On 2017-04-10 21:36, Scott Robison wrote:
Next I added a.a explicitly (it warned me and I said okay) and
committed. Then I made a change to a.a and it was identified as a
change for the next commit.

So my best guess at the moment is: During one of your earlier attempts
at adding things, you added a bunch of files and committed them to the
repo. Now that those files are in the repo, fossil will not ignore
them because they are part of the repo. If you were to remove the
files from the work directory so that fossil was no longer tracking
them, commit those changes, then try addremove again, it might work
more to your liking.

At least, that worked for me here with a simple little repo with only
a few files in it.

My version: "This is fossil version 2.1 [83e3445f67] 2017-03-10 17:07:08 UTC"

I reckon I owe you a beer! ;-)

I haven't tried it yet because soe of the files I should remove are quite big. I'll try to move them out of the open path later. I'm sure Visual Studio is going to rebuild its Intellisense SQLite databases again but this might take a long time for various projects.
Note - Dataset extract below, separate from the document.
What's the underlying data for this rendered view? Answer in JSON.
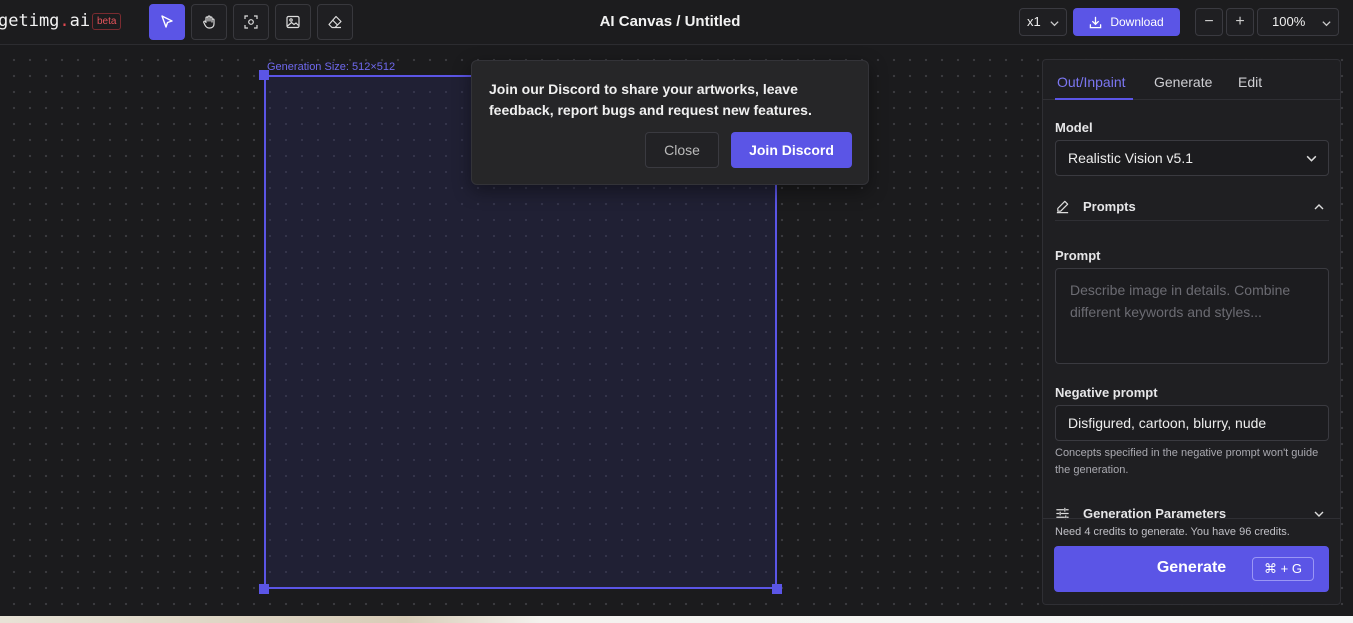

Anyway, your suggestion sounds very reasonable (ok, it doesn't sound reasonable at all to be honest, but I think that's what happened).

After reading your mail I remembered that all files that have been ignored all along via ignore-glob or --ignore are files I deleted manually at one point or another.

The files that always go into the repro I've never touched but I'd added them to the ignore list later.